Par Simon Laplante.

Les quelques cas de prédation par des éducateurs qui ont été médiatisés depuis quelques années démontrent clairement que ce projet est nécessaire.

En revanche, là où notre gouvernement fait fausse route est l’idée d’introduire la notion de la compétence des éducateurs dans le même projet. Compétence et violence sont des choses bien différentes. Si un éducateur est un prédateur sexuel, il est évidemment incompétent. Un éducateur accusé d’être incompétent est loin d’être un prédateur.

La compétence d’un enseignant est une notion très subjective. Très souvent lorsque certains parents affirment qu’un enseignant est incompétent, d’autres parents de la même classe vont affirmer qu’il ou elle est tout à fait adéquat.e. La perception de certains parents de la compétence d’un enseignant est aussi très souvent influencée par les croyances religieuses ou politiques de ces derniers. On imagine facilement comment un enseignant qui promeut l’inclusion et la diversité dans sa classe conformément aux priorités de sa division scolaire pourrait être jugé très négativement par certains parents dans certains milieux. De plus, il ne faut pas oublier que la compétence d’un enseignant peut aussi être influencée par sa santé mentale, sa situation familiale et tous les défis que la vie peut nous présenter.

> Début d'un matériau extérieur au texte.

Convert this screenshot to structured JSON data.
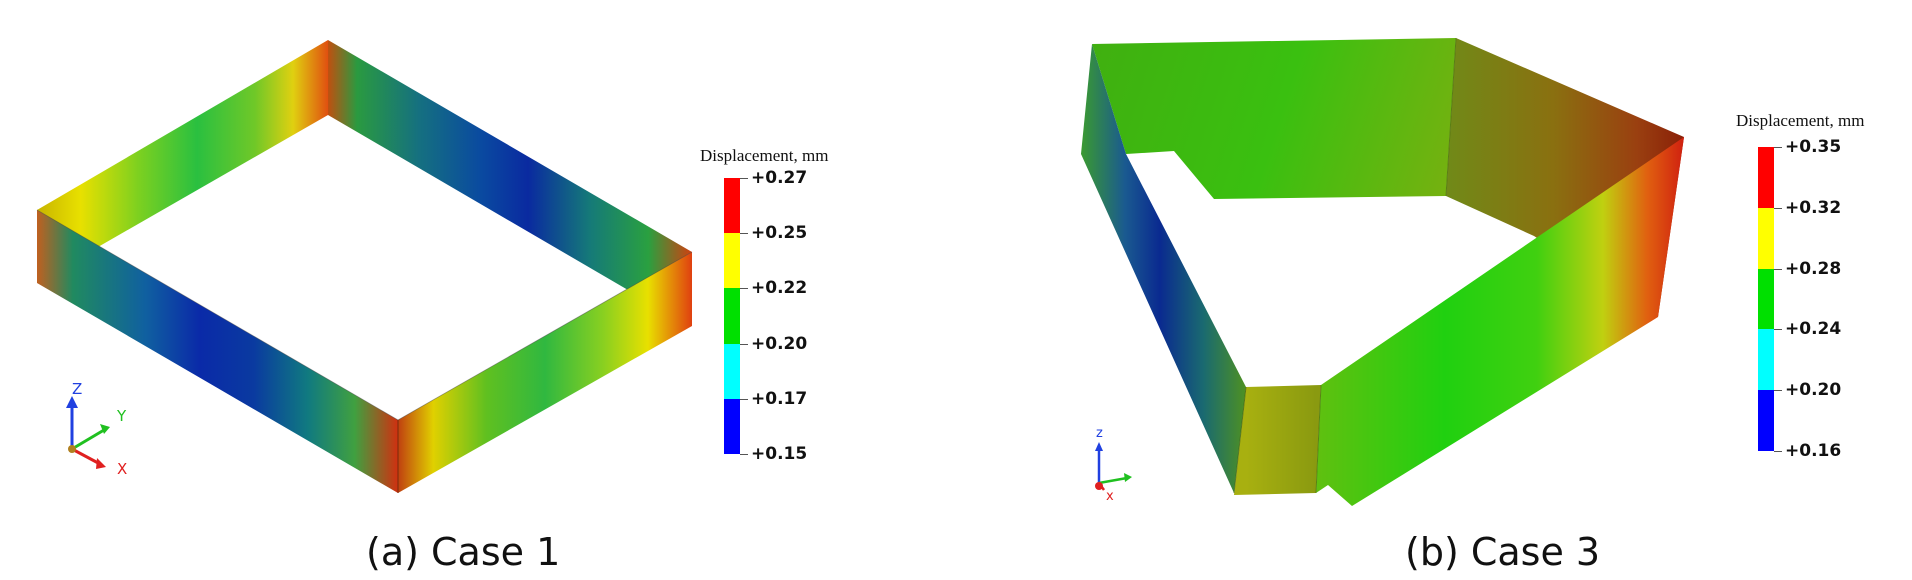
{
  "panel_a": {
    "caption": "(a) Case 1",
    "legend": {
      "title": "Displacement, mm",
      "labels": [
        "+0.27",
        "+0.25",
        "+0.22",
        "+0.20",
        "+0.17",
        "+0.15"
      ],
      "colors": [
        "#ff0000",
        "#ffff00",
        "#00e000",
        "#00ffff",
        "#0000ff"
      ]
    },
    "axes": {
      "z": "Z",
      "y": "Y",
      "x": "X"
    }
  },
  "panel_b": {
    "caption": "(b) Case 3",
    "legend": {
      "title": "Displacement, mm",
      "labels": [
        "+0.35",
        "+0.32",
        "+0.28",
        "+0.24",
        "+0.20",
        "+0.16"
      ],
      "colors": [
        "#ff0000",
        "#ffff00",
        "#00e000",
        "#00ffff",
        "#0000ff"
      ]
    },
    "axes": {
      "z": "z",
      "x": "x"
    }
  }
}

La diversité des approches pédagogiques utilisée par nos enseignants est essentielle dans le développement d’enfants équilibrés et capables de s’adapter à différentes réalités. Parce que ton enfant n’aime pas son professeur ou que ses résultats sont faibles, cela ne veut pas dire que le professeur est incompétent. Bien au contraire, c’est une opportunité pour l’enfant de se remettre en question et d’apprendre à vivre avec la diversité. Là où il y a lieu, de s’inquiéter est lorsqu’un enseignant utilise une discipline abusive, une pédagogie qui ne tient pas compte de l’individualité de ses élèves, un contenu qui ne respecte pas les curriculums ou qui inculque des valeurs qui ne sont pas supportées par la division scolaire.

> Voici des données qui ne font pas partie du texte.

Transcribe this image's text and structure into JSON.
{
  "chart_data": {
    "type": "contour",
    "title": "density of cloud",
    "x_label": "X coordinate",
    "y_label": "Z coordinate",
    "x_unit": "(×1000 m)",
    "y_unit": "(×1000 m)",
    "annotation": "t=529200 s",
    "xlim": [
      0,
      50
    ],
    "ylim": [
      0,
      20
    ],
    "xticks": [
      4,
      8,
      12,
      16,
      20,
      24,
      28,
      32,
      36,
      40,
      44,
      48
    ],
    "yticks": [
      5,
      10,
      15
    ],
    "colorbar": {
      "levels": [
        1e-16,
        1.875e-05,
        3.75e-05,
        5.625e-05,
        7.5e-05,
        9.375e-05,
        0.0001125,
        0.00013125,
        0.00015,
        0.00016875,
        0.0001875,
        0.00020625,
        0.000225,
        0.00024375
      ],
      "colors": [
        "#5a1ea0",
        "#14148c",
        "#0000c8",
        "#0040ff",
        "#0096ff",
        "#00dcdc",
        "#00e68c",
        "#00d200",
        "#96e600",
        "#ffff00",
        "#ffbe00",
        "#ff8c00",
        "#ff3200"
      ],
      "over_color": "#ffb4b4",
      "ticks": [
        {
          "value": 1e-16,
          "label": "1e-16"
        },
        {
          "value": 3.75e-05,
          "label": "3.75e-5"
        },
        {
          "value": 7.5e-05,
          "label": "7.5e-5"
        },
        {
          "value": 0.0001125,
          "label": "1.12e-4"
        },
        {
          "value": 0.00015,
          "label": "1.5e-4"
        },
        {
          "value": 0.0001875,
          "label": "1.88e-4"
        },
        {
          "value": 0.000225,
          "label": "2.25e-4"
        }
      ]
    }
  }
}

Dans toutes nos divisions scolaires existe un processus qui permet à un parent de questionner la compétence d’un enseignant. Ce processus exige généralement qu’un parent discute de ses inquiétudes avec l’enseignant. Si la résolution du problème semble impossible, le parent peut faire un suivi avec la direction, puis l’administration centrale et finalement les commissaires ou le ministre de l’Éducation. Une direction d’école peut aussi décider suite à des observations et discussions qu’un enseignant présente suffisamment de lacunes pour qu’une évaluation de la performance de l’enseignant soit nécessaire. Encore une fois, il faut suivre un processus très spécifique pour s’assurer que les droits et la dignité de chaque individu soient respectés. Dans tous les cas, l’enseignant aura toujours droit à une représentation de son union, la Manitoba Teachers’ Society (MTS).

Si notre gouvernement ou le public en général considèrent que le processus existant ne fonctionne vraiment pas et qu’il y a lieu d’établir un système externe (ou Collège) pour juger de la compétence d’un enseignant, plusieurs conditions devront être considérées. D’abord, il faudra élaborer des critères très spécifiques pour évaluer la compétence d’un enseignant et la validité de la plainte. De plus, ce processus ne devrait vraiment pas être associé au projet de loi 35 qui cherche à identifier et éliminer des enseignants qui sont des prédateurs sexuels.

Dans le contexte où nous n’avons vraiment pas assez d’éducateurs, il faut s’assurer que nos enseignants ne sont pas dans une situation où ils doivent constamment surveiller leurs arrières ou craindre des représailles. L’anxiété professionnelle conduit trop souvent à l’abandon de la profession et cela est une tragédie dans le contexte où nous n’avons plus assez d’éducateurs pour répondre aux besoins d’apprentissage de nos enfants.